这次,王诩和马华刻意装扮了一下,以免被人认出来,两人随着人流一路迈上高高的石阶,朝着观门而去,走上石阶之后,人流的速度明显减慢下来。待王诩二人走近,这才发现,原来道观门口放着一个显圣箱,旁边站着两个小道童守护着,进入道观的人或多或少地都要扔些铜钱进去。
这还真是此山是我开,此树是我栽,要想从此过留下买路财,王诩心头暗讽着,也顺手扔了十个铜钱进去,随即进了道观。
这番,清风观亦是搭起了高台,不过较之上次有有过之而无不及,周围俱是各色各样的装扮的人,有贩夫走卒,有白衣书生,更有婆子商贾,所有的人都极力地想要往前靠,想要看清看过一次又一次的“显圣”。
“他们准备得怎么样了?”王诩缩在了后面,对身边的马华问道,由于周遭的人一个劲儿地朝前挤,所以周围的人也还不太多。
“都准备妥当了。”
“夏淮找来的人呢?”王诩追问道。
“也都就位了。”马华继续回答。
“那咱们就好好看看这出纯阳显圣。”王诩优哉游哉地说道,饶有兴味地将目光投上了高台。
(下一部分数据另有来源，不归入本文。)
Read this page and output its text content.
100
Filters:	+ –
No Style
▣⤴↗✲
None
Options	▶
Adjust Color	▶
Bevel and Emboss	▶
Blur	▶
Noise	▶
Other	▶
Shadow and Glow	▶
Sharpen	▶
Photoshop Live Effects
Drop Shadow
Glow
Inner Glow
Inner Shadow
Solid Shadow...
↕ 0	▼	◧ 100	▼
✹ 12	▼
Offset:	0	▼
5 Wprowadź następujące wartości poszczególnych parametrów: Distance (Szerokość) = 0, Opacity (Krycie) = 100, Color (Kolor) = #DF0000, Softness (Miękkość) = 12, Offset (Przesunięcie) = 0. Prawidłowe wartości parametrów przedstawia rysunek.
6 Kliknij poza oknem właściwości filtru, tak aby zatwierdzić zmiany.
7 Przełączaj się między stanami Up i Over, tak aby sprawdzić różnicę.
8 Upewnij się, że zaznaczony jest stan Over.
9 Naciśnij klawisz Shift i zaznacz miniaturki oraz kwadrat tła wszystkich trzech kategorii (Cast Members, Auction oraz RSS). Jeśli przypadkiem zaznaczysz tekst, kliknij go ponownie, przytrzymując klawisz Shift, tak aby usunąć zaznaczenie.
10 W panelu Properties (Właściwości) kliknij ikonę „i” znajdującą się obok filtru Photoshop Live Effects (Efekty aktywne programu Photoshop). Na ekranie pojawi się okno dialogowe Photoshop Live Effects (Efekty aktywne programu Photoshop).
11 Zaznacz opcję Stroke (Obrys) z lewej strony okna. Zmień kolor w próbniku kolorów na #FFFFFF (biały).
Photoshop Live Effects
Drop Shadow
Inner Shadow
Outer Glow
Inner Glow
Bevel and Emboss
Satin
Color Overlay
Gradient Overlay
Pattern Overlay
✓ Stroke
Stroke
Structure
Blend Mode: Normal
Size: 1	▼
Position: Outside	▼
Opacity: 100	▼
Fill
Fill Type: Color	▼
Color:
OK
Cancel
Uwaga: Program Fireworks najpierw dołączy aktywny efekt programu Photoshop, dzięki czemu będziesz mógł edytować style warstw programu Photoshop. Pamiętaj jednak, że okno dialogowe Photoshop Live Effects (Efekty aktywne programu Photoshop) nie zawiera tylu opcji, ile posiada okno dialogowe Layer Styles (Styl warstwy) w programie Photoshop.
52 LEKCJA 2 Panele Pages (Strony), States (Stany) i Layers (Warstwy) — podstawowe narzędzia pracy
“铛”一声,铜锣响起,高台上窜出几个手持拂尘、长剑、法器的道童,从左右侧梯上鱼贯而出,口中念念有词地念诵着道咒,在台上来来回回地转着圈。
台下一众人俱都伸长了脖子,朝着台上望去。
“噗!”一阵白雾腾起,台下顿时响起一片惊呼,雾散云收,纯阳子一派仙风道骨地出现在了高台之上。陷目微闭,长须飘逸。干薄的嘴唇不停蠕动,似在念着什么号令。
台下不少资深信众也低头垂目跟着附和起来。口中朗朗有词,念着王诩和马华听不懂的词。
“纯阳显圣!三清助我!涅槃重生!”纯阳子高呼号令,拂尘猛然一挥,一个盘腿便坐在了原地,周围道童高声诵经,飞快地绕着纯阳子奔走。
“摄!”纯阳子左手捏印,以印指天,高呵一声,周围道童纷纷从来时的路上退了下去。
就在道童们离开高台的一刹那。高台上猛然燃气了熊熊大火,火焰滔天,红光满照,气势骇人。
“纯阳显圣!纯阳显圣!纯阳显圣!……”一阵阵唱诵此起彼伏地在台下响起,更有甚者激动地跪伏了下来,磕头猛拜。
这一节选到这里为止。